Enjoy Luv Bug’s performance from the 1986 Eurovision Song Contest in the embedded video. Below the video, you can read more about them.

Luv Bug – a mini biography

In 1977, Luv Bug started as an amateur teenage band. 5 years later, they got themselves and went professionel. The band from Northern Ireland consisted of sister and brothers June (lead vocals), Hugh (bass) and Max (guitar) Cunningham along with Ricky Meyler (vocals and keyboards) and Majella Grant (drums). Their first single Red Light Spells Danger released in 1984 topped the Irish chart at #15.

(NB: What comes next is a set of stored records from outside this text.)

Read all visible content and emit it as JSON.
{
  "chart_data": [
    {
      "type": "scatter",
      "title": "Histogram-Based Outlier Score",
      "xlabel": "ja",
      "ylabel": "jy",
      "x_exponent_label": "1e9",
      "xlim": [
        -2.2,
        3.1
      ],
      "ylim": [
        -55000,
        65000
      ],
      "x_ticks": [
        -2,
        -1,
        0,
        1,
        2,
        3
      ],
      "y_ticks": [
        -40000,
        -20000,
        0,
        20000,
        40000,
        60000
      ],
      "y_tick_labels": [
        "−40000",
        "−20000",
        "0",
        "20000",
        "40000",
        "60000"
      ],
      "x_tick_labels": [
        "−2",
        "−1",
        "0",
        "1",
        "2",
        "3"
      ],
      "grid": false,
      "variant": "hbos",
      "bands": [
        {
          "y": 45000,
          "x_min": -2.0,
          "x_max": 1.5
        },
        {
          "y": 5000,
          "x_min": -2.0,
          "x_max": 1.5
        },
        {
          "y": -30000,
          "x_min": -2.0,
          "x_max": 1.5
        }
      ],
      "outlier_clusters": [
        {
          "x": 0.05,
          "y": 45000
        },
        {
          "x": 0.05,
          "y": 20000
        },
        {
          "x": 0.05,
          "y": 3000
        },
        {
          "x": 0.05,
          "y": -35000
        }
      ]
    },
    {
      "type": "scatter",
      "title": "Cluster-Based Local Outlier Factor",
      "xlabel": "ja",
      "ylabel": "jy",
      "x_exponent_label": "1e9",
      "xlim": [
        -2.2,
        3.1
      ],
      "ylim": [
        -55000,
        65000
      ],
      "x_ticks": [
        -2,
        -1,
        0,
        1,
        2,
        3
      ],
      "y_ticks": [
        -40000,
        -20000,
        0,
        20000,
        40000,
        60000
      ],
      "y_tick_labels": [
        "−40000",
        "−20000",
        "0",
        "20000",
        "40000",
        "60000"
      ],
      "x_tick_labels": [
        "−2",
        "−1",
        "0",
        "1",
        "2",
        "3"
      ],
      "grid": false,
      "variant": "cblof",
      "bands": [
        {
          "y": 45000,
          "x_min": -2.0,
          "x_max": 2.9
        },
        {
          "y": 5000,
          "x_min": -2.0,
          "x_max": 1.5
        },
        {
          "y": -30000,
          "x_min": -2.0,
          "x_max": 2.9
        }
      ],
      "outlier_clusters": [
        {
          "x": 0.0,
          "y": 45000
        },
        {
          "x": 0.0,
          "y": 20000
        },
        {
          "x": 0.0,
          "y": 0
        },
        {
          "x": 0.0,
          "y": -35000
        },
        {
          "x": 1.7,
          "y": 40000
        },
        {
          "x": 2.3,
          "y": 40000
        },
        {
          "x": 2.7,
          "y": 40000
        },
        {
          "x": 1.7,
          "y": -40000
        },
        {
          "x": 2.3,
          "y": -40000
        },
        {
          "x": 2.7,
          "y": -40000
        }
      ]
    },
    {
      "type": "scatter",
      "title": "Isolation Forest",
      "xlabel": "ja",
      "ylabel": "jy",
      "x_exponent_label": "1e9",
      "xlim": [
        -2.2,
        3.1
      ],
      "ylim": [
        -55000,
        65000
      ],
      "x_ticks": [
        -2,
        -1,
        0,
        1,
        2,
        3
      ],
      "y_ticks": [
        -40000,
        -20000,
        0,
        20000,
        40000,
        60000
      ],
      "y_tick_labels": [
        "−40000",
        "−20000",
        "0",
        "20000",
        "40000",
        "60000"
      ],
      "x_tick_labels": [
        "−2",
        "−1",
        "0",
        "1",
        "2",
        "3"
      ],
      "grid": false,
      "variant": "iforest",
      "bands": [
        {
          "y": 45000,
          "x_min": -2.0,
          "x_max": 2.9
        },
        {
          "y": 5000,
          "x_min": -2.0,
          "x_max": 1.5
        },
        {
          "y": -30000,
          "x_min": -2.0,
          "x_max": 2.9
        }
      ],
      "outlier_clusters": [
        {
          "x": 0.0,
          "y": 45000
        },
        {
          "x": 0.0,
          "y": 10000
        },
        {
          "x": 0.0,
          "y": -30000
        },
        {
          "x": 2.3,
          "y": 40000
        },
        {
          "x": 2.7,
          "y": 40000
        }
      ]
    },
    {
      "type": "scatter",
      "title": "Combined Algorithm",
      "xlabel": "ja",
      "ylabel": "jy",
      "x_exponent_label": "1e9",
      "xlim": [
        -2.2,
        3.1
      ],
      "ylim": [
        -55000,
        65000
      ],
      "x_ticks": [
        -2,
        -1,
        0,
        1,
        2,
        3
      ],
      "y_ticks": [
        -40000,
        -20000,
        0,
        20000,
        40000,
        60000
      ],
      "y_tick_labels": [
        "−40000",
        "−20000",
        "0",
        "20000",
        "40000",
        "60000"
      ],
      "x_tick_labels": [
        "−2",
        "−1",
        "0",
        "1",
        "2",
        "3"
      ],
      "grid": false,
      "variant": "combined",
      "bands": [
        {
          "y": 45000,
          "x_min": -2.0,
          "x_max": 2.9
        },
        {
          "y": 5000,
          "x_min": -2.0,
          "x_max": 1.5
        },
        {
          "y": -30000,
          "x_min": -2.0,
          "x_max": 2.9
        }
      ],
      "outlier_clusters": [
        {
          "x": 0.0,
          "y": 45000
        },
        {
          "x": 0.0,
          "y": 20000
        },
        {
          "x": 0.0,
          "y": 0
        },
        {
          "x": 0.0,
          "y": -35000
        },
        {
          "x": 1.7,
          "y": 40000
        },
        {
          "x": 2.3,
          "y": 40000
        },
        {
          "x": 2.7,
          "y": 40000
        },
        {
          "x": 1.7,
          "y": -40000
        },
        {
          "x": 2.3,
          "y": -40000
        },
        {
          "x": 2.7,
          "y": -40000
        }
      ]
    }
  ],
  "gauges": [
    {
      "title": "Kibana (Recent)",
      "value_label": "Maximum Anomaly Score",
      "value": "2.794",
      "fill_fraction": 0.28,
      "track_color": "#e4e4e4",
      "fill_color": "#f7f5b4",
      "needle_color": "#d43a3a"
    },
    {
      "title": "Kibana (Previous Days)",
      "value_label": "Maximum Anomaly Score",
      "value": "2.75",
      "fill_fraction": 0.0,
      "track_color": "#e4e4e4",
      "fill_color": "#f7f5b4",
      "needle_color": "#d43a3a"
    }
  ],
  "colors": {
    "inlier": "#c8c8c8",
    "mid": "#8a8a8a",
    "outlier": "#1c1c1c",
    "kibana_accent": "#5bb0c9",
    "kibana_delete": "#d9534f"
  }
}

Single after single followed until the band won the Irish national final in 1986 and as such went on to represent Ireland at the Eurovision Song Contest. Their entry You Can Count On Me finished in fourth place. Back in Ireland it reached second place on the chart.

In the late 1980’s the group released a few singles in the UK under the name Heart By Ice. In 1992, the once again took part in the national Eurovision selection, but failed to come back to the contest.

Luv Bug has continued a four member band, but is mainly available for private gigs. Their setlist includes cover versions and none of their own songs.